Die Geschichte des Ortes, an dem man wohnt, ist gegeben, die Geschichte der Person ergibt sich aus unzähligen Einzelheiten und Erlebnissen.
Ich werde wohl nie den leicht modrigen Geruch des Ringhotels vergessen, oder den Anblick der Berge von Kohlehaufen, die im Herbst die Bürgersteige säumten. Oder die ewige Dunstglocke, die im Winter über der Stadt hing, so dass man den Weg zur Schule nur mit einem Schal vor dem Mund wagen konnte. Solche Heimaterinnerungen sind ebenso nicht löschbar wie unzählige andere; man braucht nicht am Ort zu wohnen, um sie wieder zufinden; im Gegenteil: mit der Entfernung wächst ihre Intensität; bei der Annäherung ergibt sich die peinliche Differenz zwischen Erinnerung und Sentimentalität.

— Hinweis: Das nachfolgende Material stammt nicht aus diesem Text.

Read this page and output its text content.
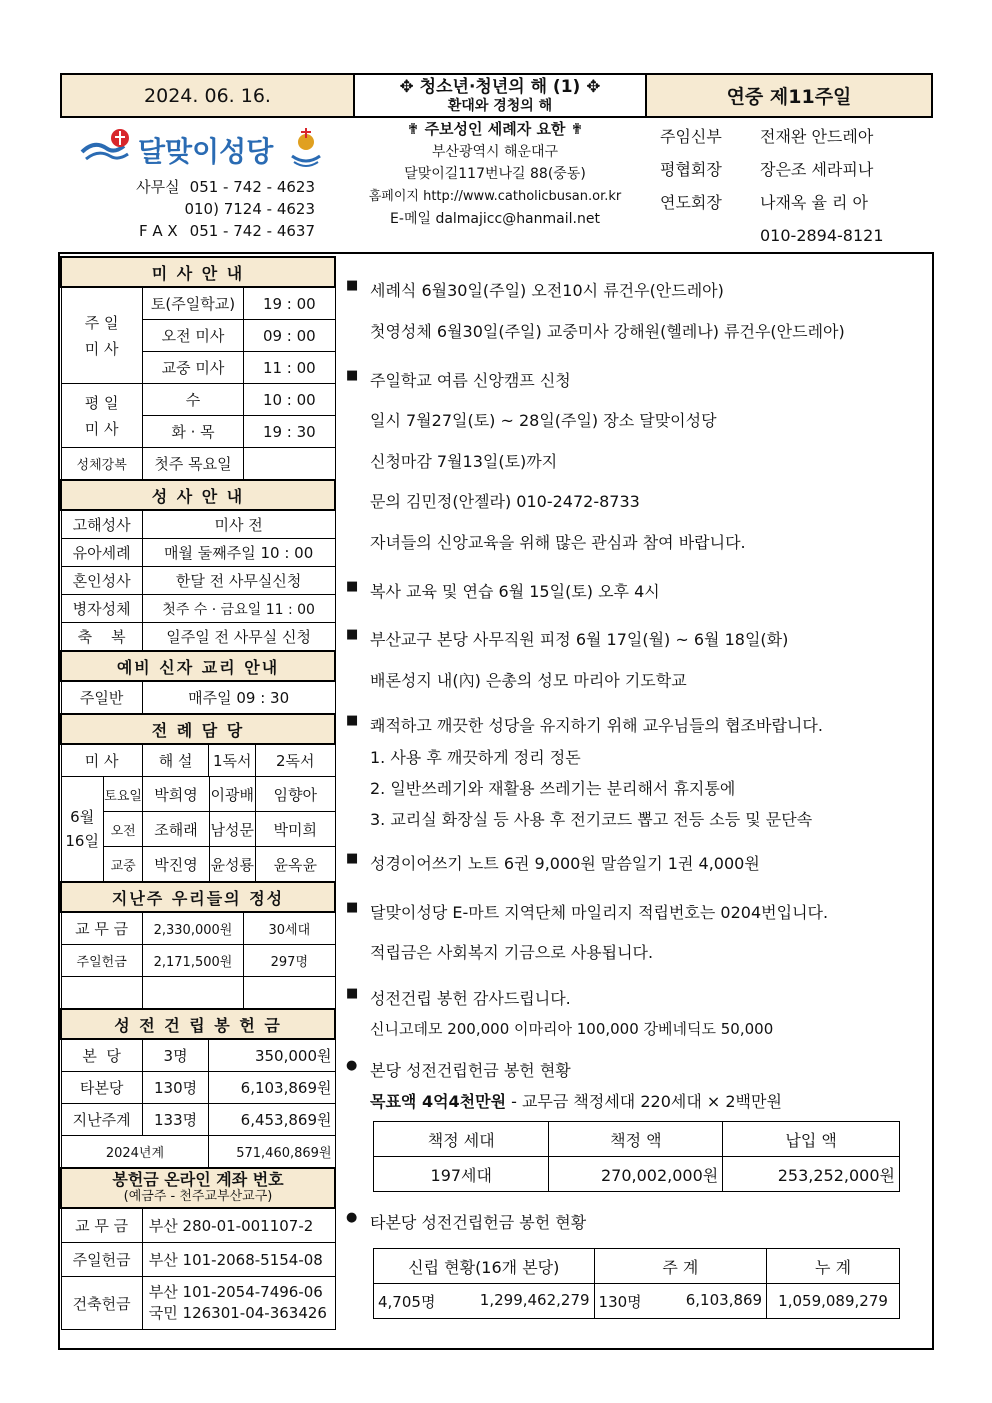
2024. 06. 16.	✥ 청소년·청년의 해 (1) ✥
환대와 경청의 해	연중 제11주일
달맞이성당
사무실 051 - 742 - 4623
010) 7124 - 4623
F A X 051 - 742 - 4637
✟ 주보성인 세례자 요한 ✟
부산광역시 해운대구
달맞이길117번나길 88(중동)
홈페이지 http://www.catholicbusan.or.kr
E-메일 dalmajicc@hanmail.net
주임신부	전재완 안드레아
평협회장	장은조 세라피나
연도회장	나재옥 율 리 아
010-2894-8121
미 사 안 내
주 일
미 사	토(주일학교)	19 : 00
오전 미사	09 : 00
교중 미사	11 : 00
평 일
미 사	수	10 : 00
화 · 목	19 : 30
성체강복	첫주 목요일	
성 사 안 내
고해성사	미사 전
유아세례	매월 둘째주일 10 : 00
혼인성사	한달 전 사무실신청
병자성체	첫주 수 · 금요일 11 : 00
축    복	일주일 전 사무실 신청
예비 신자 교리 안내
주일반	매주일 09 : 30
전 례 담 당
미 사	해 설	1독서	2독서

6월
16일	토요일	박희영	이광배	임향아
오전	조해래	남성문	박미희
교중	박진영	윤성룡	윤옥윤

지난주 우리들의 정성
교 무 금	2,330,000원	30세대
주일헌금	2,171,500원	297명

성 전 건 립 봉 헌 금
본  당	3명	350,000원
타본당	130명	6,103,869원
지난주계	133명	6,453,869원
2024년계	571,460,869원

봉헌금 온라인 계좌 번호
(예금주 - 천주교부산교구)

교 무 금	부산 280-01-001107-2
주일헌금	부산 101-2068-5154-08
건축헌금	
부산 101-2054-7496-06
국민 126301-04-363426
■ 세례식 6월30일(주일) 오전10시 류건우(안드레아)
첫영성체 6월30일(주일) 교중미사 강해원(헬레나) 류건우(안드레아)
■ 주일학교 여름 신앙캠프 신청
일시 7월27일(토) ~ 28일(주일) 장소 달맞이성당
신청마감 7월13일(토)까지
문의 김민정(안젤라) 010-2472-8733
자녀들의 신앙교육을 위해 많은 관심과 참여 바랍니다.
■ 복사 교육 및 연습 6월 15일(토) 오후 4시
■ 부산교구 본당 사무직원 피정 6월 17일(월) ~ 6월 18일(화)
배론성지 내(內) 은총의 성모 마리아 기도학교
■ 쾌적하고 깨끗한 성당을 유지하기 위해 교우님들의 협조바랍니다.
1. 사용 후 깨끗하게 정리 정돈
2. 일반쓰레기와 재활용 쓰레기는 분리해서 휴지통에
3. 교리실 화장실 등 사용 후 전기코드 뽑고 전등 소등 및 문단속
■ 성경이어쓰기 노트 6권 9,000원 말씀일기 1권 4,000원
■ 달맞이성당 E-마트 지역단체 마일리지 적립번호는 0204번입니다.
적립금은 사회복지 기금으로 사용됩니다.
■ 성전건립 봉헌 감사드립니다.
신니고데모 200,000 이마리아 100,000 강베네딕도 50,000
● 본당 성전건립헌금 봉헌 현황
목표액 4억4천만원 - 교무금 책정세대 220세대 × 2백만원
● 타본당 성전건립헌금 봉헌 현황
책정 세대	책정 액	납입 액
197세대	270,002,000원	253,252,000원
신립 현황(16개 본당)	주 계	누 계

4,705명 1,299,462,279	130명 6,103,869	1,059,089,279
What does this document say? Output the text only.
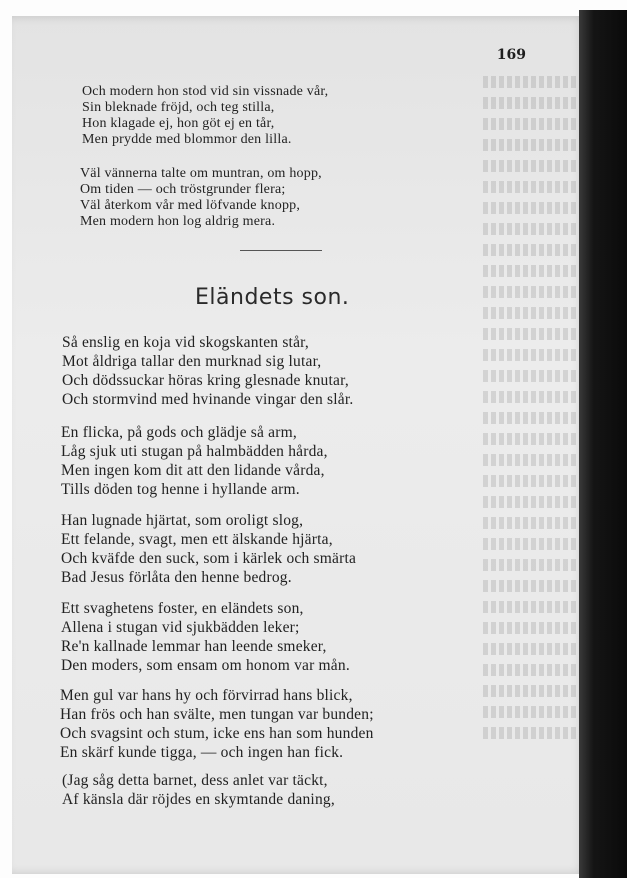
169
Och modern hon stod vid sin vissnade vår,
Sin bleknade fröjd, och teg stilla,
Hon klagade ej, hon göt ej en tår,
Men prydde med blommor den lilla.
Väl vännerna talte om muntran, om hopp,
Om tiden — och tröstgrunder flera;
Väl återkom vår med löfvande knopp,
Men modern hon log aldrig mera.
Eländets son.
Så enslig en koja vid skogskanten står,
Mot åldriga tallar den murknad sig lutar,
Och dödssuckar höras kring glesnade knutar,
Och stormvind med hvinande vingar den slår.
En flicka, på gods och glädje så arm,
Låg sjuk uti stugan på halmbädden hårda,
Men ingen kom dit att den lidande vårda,
Tills döden tog henne i hyllande arm.
Han lugnade hjärtat, som oroligt slog,
Ett felande, svagt, men ett älskande hjärta,
Och kväfde den suck, som i kärlek och smärta
Bad Jesus förlåta den henne bedrog.
Ett svaghetens foster, en eländets son,
Allena i stugan vid sjukbädden leker;
Re'n kallnade lemmar han leende smeker,
Den moders, som ensam om honom var mån.
Men gul var hans hy och förvirrad hans blick,
Han frös och han svälte, men tungan var bunden;
Och svagsint och stum, icke ens han som hunden
En skärf kunde tigga, — och ingen han fick.
(Jag såg detta barnet, dess anlet var täckt,
Af känsla där röjdes en skymtande daning,
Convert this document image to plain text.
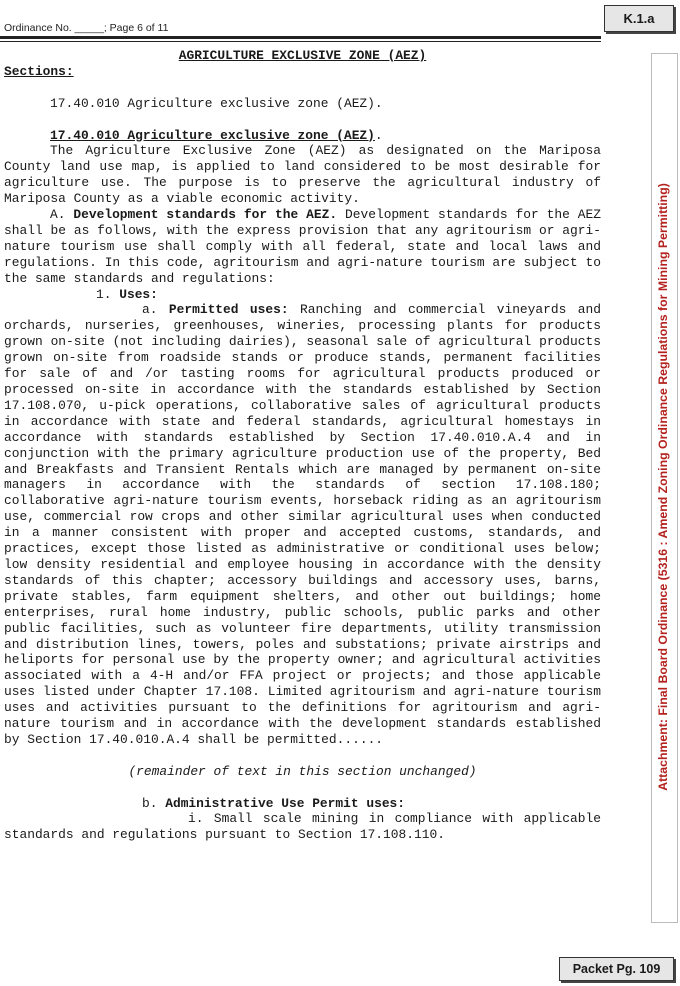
Ordinance No. _____; Page 6 of 11
K.1.a
Attachment: Final Board Ordinance (5316 : Amend Zoning Ordinance Regulations for Mining Permitting)

AGRICULTURE EXCLUSIVE ZONE (AEZ)

Sections:

17.40.010 Agriculture exclusive zone (AEZ).

17.40.010 Agriculture exclusive zone (AEZ).

The Agriculture Exclusive Zone (AEZ) as designated on the Mariposa County land use map, is applied to land considered to be most desirable for agriculture use. The purpose is to preserve the agricultural industry of Mariposa County as a viable economic activity.

A. Development standards for the AEZ. Development standards for the AEZ shall be as follows, with the express provision that any agritourism or agri-nature tourism use shall comply with all federal, state and local laws and regulations. In this code, agritourism and agri-nature tourism are subject to the same standards and regulations:

1. Uses:

a. Permitted uses: Ranching and commercial vineyards and orchards, nurseries, greenhouses, wineries, processing plants for products grown on-site (not including dairies), seasonal sale of agricultural products grown on-site from roadside stands or produce stands, permanent facilities for sale of and /or tasting rooms for agricultural products produced or processed on-site in accordance with the standards established by Section 17.108.070, u-pick operations, collaborative sales of agricultural products in accordance with state and federal standards, agricultural homestays in accordance with standards established by Section 17.40.010.A.4 and in conjunction with the primary agriculture production use of the property, Bed and Breakfasts and Transient Rentals which are managed by permanent on-site managers in accordance with the standards of section 17.108.180; collaborative agri-nature tourism events, horseback riding as an agritourism use, commercial row crops and other similar agricultural uses when conducted in a manner consistent with proper and accepted customs, standards, and practices, except those listed as administrative or conditional uses below; low density residential and employee housing in accordance with the density standards of this chapter; accessory buildings and accessory uses, barns, private stables, farm equipment shelters, and other out buildings; home enterprises, rural home industry, public schools, public parks and other public facilities, such as volunteer fire departments, utility transmission and distribution lines, towers, poles and substations; private airstrips and heliports for personal use by the property owner; and agricultural activities associated with a 4-H and/or FFA project or projects; and those applicable uses listed under Chapter 17.108. Limited agritourism and agri-nature tourism uses and activities pursuant to the definitions for agritourism and agri-nature tourism and in accordance with the development standards established by Section 17.40.010.A.4 shall be permitted......

(remainder of text in this section unchanged)

b. Administrative Use Permit uses:

i. Small scale mining in compliance with applicable standards and regulations pursuant to Section 17.108.110.

Packet Pg. 109
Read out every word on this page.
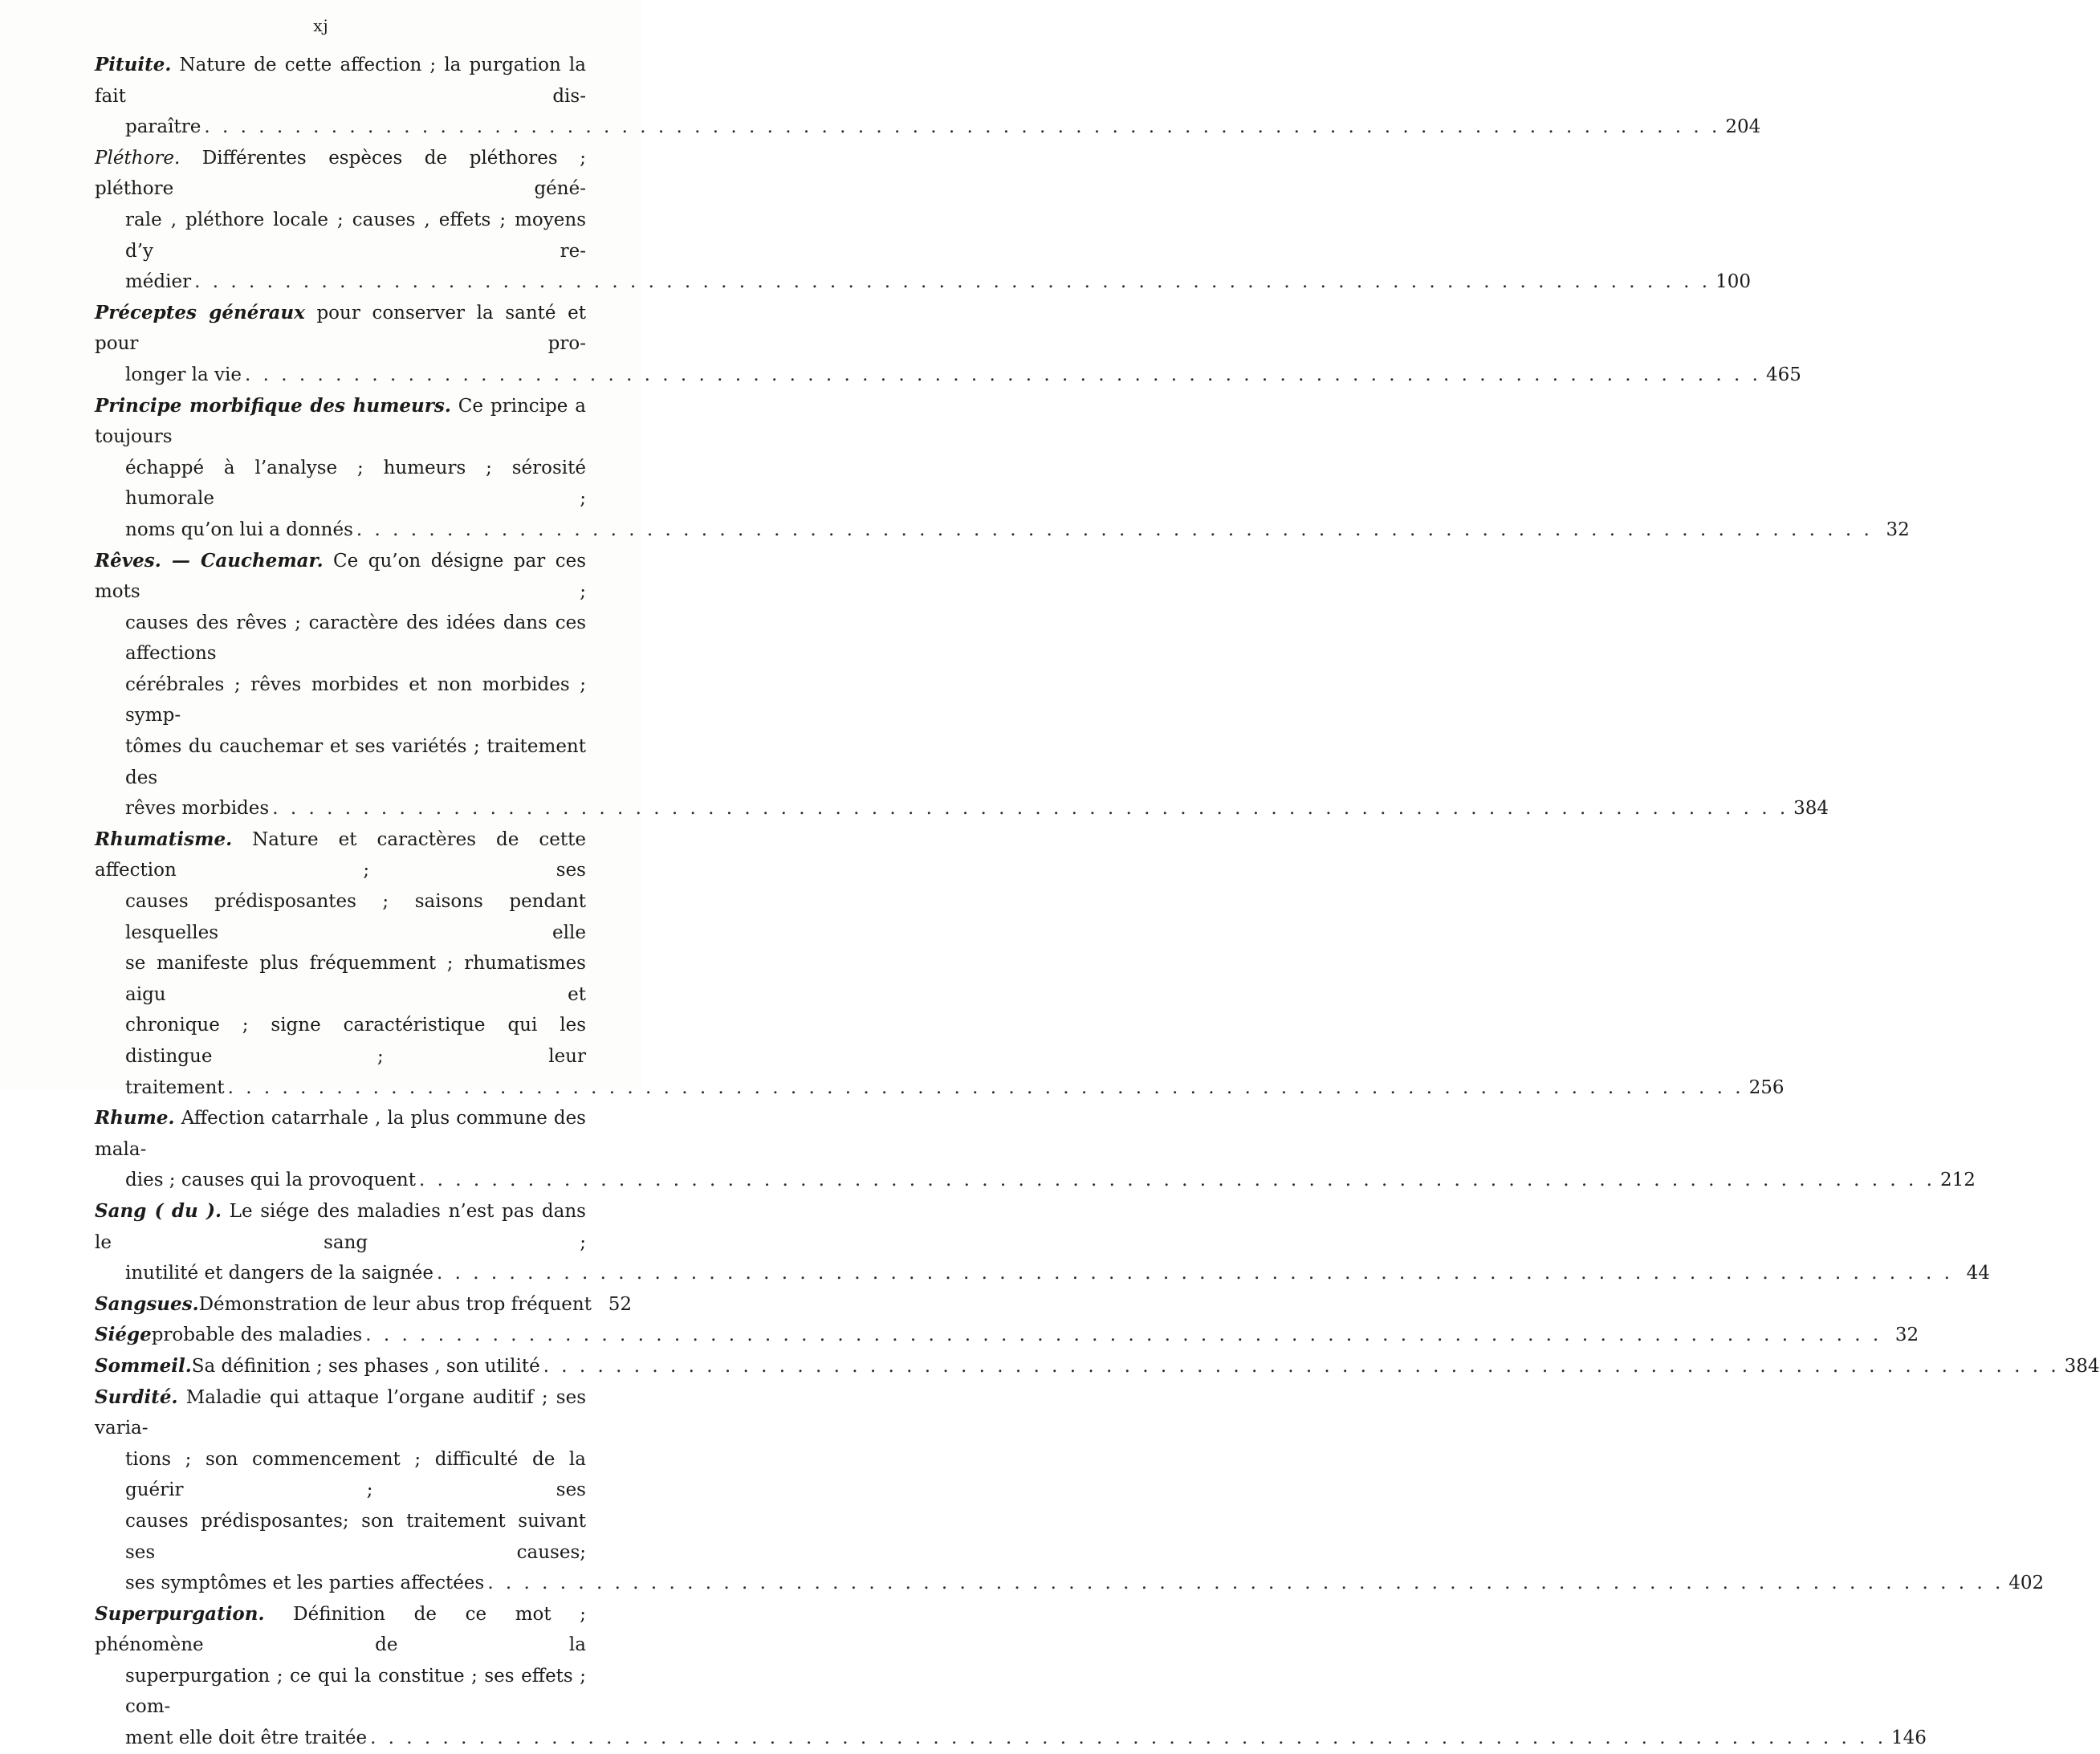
xj
Pituite. Nature de cette affection ; la purgation la fait dis-
paraître . . .	204
Pléthore. Différentes espèces de pléthores ; pléthore géné-
rale , pléthore locale ; causes , effets ; moyens d’y re-
médier . . .	100
Préceptes généraux pour conserver la santé et pour pro-
longer la vie . . .	465
Principe morbifique des humeurs. Ce principe a toujours
échappé à l’analyse ; humeurs ; sérosité humorale ;
noms qu’on lui a donnés . . .	32
Rêves. — Cauchemar. Ce qu’on désigne par ces mots ;
causes des rêves ; caractère des idées dans ces affections
cérébrales ; rêves morbides et non morbides ; symp-
tômes du cauchemar et ses variétés ; traitement des
rêves morbides . . .	384
Rhumatisme. Nature et caractères de cette affection ; ses
causes prédisposantes ; saisons pendant lesquelles elle
se manifeste plus fréquemment ; rhumatismes aigu et
chronique ; signe caractéristique qui les distingue ; leur
traitement . . .	256
Rhume. Affection catarrhale , la plus commune des mala-
dies ; causes qui la provoquent . . .	212
Sang ( du ). Le siége des maladies n’est pas dans le sang ;
inutilité et dangers de la saignée . . .	44
Sangsues. Démonstration de leur abus trop fréquent 52
Siége probable des maladies . . .	32
Sommeil. Sa définition ; ses phases , son utilité . . .	384
Surdité. Maladie qui attaque l’organe auditif ; ses varia-
tions ; son commencement ; difficulté de la guérir ; ses
causes prédisposantes; son traitement suivant ses causes;
ses symptômes et les parties affectées . . .	402
Superpurgation. Définition de ce mot ; phénomène de la
superpurgation ; ce qui la constitue ; ses effets ; com-
ment elle doit être traitée . . .	146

Für mich gibt es zwei Weimar, die »heimatlich« waren: das vor 1989 und das kurz nach 1989. Diese beiden Weimar sind Gegenstand meiner Erinnerung und meiner Sentimentalität. Es gibt beide nicht mehr und es gibt die verstohlene Suche nach Dingen beider Zeiten. Ich versuche mit der Kamera den Wegen der Erinnerung zu folgen, um vergessene Dinge, die ein Teil meiner kindlichen Sentimentalität sind, festzuhalten. Es ist nicht viel, was ich noch finde. Vieles kann gar nicht sichtbar gemacht werden, vielleicht aber spürbar: die Stille und die totale Entlebung. Einst belebte Orte erscheinen wie »Nicht-Orte« — Orte der Anonymität, des Nirgendwo. Zugleich aber auch »Überall-Orte«, die in ihrer sterilen Austauschbarkeit an jedem Ort ähnlich sind.
Die Bilder sind mit einer »Polaroid SX-70 Land Camera« aus den 70er Jahren und mit Filmen, deren chemische Substanzen ihr Verfallsdatum bereits lange überschritten haben, fotografiert wurden. Die veralteten chemischen Substanzen verhalten sich bei der Entwicklung völlig unvorhersehbar und es entstehen im überlagerten Zustand eine surreale Farbigkeit, die von Vergänglichkeit und Entrücktheit gekennzeichnet ist.